La Russia ha oggi posto il veto — come è suo diritto in quanto membro permanente — a una risoluzione del Consiglio di sicurezza dell’Onu per la creazione di un tribunale internazionale sulla tragedia del Boeing malese in volo da Amsterdam a Kuala Lumpur il 17 luglio del 2014 nell’Ucraina dell’est, che causò la morte di 298 persone.

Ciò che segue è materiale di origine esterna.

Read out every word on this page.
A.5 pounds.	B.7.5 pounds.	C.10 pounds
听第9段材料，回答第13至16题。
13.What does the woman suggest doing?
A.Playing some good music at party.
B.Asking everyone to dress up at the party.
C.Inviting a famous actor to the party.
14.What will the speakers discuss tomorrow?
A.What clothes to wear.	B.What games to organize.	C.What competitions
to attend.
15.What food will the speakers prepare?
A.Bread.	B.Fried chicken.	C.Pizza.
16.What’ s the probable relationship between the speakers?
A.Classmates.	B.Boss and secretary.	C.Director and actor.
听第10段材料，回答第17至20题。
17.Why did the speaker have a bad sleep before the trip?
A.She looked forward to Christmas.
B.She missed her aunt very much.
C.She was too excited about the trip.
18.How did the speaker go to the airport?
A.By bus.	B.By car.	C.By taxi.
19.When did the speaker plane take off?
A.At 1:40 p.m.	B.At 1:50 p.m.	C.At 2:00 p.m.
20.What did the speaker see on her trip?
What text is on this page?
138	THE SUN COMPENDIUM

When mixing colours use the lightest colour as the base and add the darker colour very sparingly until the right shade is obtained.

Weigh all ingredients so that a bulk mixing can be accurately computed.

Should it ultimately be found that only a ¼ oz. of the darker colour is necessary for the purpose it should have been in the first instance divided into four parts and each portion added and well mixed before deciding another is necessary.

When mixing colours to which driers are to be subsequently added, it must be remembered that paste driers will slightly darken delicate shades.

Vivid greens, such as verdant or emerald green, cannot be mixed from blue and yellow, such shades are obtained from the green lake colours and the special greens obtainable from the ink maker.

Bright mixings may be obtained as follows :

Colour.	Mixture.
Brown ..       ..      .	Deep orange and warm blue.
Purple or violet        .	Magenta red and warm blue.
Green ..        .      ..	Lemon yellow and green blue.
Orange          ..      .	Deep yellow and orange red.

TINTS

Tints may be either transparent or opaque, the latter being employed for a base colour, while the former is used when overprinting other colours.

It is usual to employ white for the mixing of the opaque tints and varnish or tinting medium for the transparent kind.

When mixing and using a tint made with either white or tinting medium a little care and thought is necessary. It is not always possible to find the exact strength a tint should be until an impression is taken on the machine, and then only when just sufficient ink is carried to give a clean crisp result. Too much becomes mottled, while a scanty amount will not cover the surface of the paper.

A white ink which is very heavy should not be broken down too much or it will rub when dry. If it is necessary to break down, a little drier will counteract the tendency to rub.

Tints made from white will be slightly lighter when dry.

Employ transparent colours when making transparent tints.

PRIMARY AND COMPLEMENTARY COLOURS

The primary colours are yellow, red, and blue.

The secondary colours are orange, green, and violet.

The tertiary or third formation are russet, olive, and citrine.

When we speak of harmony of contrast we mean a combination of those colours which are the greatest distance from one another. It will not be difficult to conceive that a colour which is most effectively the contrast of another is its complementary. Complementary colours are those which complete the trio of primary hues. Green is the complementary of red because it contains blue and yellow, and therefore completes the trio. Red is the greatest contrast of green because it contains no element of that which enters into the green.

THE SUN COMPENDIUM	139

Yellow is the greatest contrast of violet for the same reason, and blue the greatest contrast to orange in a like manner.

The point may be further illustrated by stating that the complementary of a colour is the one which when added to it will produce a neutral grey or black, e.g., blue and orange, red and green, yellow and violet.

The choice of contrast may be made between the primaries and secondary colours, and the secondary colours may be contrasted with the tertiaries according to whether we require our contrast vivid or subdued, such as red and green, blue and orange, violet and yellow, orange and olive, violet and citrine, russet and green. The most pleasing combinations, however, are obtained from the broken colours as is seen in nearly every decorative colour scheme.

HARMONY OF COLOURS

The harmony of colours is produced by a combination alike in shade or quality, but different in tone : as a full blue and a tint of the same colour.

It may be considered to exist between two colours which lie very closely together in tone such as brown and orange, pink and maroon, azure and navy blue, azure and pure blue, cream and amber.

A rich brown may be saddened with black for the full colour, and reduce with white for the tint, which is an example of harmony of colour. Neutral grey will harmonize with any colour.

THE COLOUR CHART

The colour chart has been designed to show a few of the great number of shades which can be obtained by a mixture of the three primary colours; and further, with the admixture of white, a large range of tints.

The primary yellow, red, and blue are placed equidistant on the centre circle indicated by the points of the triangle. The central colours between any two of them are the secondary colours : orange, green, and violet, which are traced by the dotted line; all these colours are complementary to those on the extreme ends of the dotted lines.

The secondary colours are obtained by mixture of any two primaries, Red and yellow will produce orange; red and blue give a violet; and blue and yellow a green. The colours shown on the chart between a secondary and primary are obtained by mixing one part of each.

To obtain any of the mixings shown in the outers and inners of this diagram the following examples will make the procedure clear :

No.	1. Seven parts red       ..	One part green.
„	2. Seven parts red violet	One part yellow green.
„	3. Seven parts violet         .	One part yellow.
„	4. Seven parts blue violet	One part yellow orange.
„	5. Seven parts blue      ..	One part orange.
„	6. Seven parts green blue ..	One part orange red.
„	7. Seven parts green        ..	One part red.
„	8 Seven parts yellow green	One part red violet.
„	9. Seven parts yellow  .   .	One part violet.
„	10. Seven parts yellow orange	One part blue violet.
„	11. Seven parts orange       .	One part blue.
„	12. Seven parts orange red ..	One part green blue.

Vitaly Churkin ambasciatore russo al Consiglio di sicurezza dell’Onu (Ansa)

La proposta, avanzata da Ucraina, Malaysia, Australia, Olanda e Belgio, ha ottenuto 11 voti a favore, mentre tre Paesi — Cina, Angola e Venezuela — si sono astenuti. L’Ucraina e diversi Paesi occidentali ritengono che ad abbattere il volo furono i ribelli ucraini filo-russi con un missile terra-aria. Mosca ha invece sempre negato questa tesi.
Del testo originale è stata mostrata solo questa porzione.